Leonard Stilwell was a thirty-nine-year-old crackhead with a mass of wiry red hair, a face full of freckles, and large, unfocused blue eyes that would have looked believable on a barnyard bovine. He had served two relatively short terms for burglary in the Los Angeles county jail system but had never been sentenced to state prison. The last conviction resulted from Leonard’s having tossed his latex gloves into a Dumpster after successfully completing his work. The cops later found the gloves, and, after cutting off the fingertips, the crime lab had successfully treated the inside of the fingertips and got good latent prints. After that conviction, Leonard Stilwell began watching CSI.
The county jail was so overcrowded that nonviolent prisoners like Leonard Stilwell could usually get an early release to make room for rapists, gangbangers, and spouse killers. So Leonard had benefited from all the crime that everyone else was committing and got squeezed out of the county jail onto the streets like toothpaste from a tube. Whenever he was free, he would hurry to old companions to try talking them into an advance against his cut from the next job, then he’d go on a rock cocaine binge for a few days to smoke the miseries of county jail from his memory bank before going back to work. But that had been when he was teamed with master burglar Whitey Dawson, who’d died from a heroin overdose six months earlier, his last words being “It don’t get any better!”

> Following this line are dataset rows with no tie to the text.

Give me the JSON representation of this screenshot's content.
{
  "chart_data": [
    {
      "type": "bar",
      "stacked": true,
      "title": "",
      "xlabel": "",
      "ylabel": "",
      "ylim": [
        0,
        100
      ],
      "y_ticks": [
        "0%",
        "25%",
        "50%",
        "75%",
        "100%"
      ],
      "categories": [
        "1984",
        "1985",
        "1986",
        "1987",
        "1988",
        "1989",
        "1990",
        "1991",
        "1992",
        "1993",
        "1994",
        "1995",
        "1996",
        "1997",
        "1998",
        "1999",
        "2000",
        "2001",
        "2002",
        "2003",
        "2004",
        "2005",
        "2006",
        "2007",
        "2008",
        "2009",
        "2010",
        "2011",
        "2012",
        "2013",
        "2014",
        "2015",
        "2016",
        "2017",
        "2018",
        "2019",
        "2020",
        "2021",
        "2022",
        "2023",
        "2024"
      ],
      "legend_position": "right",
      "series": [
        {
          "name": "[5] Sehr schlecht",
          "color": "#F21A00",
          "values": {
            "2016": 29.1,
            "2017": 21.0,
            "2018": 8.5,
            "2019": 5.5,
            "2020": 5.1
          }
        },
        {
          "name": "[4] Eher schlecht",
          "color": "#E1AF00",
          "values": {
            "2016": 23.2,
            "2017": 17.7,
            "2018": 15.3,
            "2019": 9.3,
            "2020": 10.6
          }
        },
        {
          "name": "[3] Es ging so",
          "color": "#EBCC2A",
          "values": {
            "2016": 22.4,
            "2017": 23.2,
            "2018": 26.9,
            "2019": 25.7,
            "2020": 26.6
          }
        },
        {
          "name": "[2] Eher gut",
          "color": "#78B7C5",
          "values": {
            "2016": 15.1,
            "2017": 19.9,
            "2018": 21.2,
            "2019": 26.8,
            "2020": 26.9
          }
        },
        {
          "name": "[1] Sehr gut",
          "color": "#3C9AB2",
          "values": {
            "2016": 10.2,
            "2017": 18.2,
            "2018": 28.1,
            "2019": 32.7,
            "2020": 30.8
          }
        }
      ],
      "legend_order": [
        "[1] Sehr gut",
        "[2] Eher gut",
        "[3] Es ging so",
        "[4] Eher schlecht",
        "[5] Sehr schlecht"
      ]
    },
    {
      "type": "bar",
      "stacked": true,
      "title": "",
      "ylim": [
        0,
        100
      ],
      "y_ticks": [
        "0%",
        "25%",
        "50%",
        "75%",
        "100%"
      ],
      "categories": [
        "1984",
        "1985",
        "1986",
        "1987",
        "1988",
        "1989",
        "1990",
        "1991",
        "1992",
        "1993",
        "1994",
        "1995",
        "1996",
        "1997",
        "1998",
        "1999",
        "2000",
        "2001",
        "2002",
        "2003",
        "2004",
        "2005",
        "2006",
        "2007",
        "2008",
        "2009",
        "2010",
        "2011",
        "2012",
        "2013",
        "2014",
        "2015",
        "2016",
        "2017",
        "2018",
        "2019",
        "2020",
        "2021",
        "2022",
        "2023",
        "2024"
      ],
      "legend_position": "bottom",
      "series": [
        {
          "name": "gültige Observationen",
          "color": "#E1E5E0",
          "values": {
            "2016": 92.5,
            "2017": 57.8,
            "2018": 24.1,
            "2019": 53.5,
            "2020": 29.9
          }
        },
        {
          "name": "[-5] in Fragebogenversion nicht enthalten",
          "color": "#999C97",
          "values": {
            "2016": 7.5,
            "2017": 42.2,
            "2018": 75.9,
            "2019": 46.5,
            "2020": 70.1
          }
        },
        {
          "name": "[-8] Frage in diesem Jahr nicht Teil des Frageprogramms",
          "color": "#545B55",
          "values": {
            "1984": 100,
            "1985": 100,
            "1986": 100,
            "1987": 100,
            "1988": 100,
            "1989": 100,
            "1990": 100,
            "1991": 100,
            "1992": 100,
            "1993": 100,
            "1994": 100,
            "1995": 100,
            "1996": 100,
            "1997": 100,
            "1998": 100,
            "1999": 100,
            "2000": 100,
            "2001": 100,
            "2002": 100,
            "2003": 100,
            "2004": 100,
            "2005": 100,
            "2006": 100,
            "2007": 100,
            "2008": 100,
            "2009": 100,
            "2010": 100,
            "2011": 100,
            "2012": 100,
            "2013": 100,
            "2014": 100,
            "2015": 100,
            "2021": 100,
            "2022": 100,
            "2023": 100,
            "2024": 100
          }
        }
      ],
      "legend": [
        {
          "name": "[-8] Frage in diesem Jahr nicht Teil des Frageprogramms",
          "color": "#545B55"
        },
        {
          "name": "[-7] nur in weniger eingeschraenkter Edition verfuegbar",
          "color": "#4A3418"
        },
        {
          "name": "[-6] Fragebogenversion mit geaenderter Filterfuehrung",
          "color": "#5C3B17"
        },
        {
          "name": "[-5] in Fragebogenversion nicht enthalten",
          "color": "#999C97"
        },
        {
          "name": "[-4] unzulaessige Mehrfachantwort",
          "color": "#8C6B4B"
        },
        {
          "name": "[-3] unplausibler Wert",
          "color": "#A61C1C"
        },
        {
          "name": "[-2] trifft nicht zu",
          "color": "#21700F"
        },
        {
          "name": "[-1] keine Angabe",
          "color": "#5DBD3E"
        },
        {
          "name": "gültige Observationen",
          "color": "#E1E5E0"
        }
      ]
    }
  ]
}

Leonard Stilwell had proved reasonably adept at breaking into liquor storage rooms, which had been Whitey Dawson’s specialty, and also showed some competence in refilling empty bottles of premium brands with the cheap stolen booze, then affixing a believable stamp to seal the cap. Twice he’d sold several of the doctored bottles, mixed with legitimate ones, to Ali Aziz of the Leopard Lounge, who had never caught on.
Now with Whitey Dawson gone, Leonard Stilwell was reduced to taking a job. It was the first time in fifteen years that he’d actually drawn a paycheck and he hated every minute of it. He was the only gringo at a second-rate car wash, and when the owner wasn’t yelling at him, the other workers were. One of the Mexicans was an old homeboy named Chuey, who sometimes had some decent rock to sell. Chuey never carried the rock on his person and he lived in a cottage in East Hollywood, where Leonard had to drive to if he wanted the dope.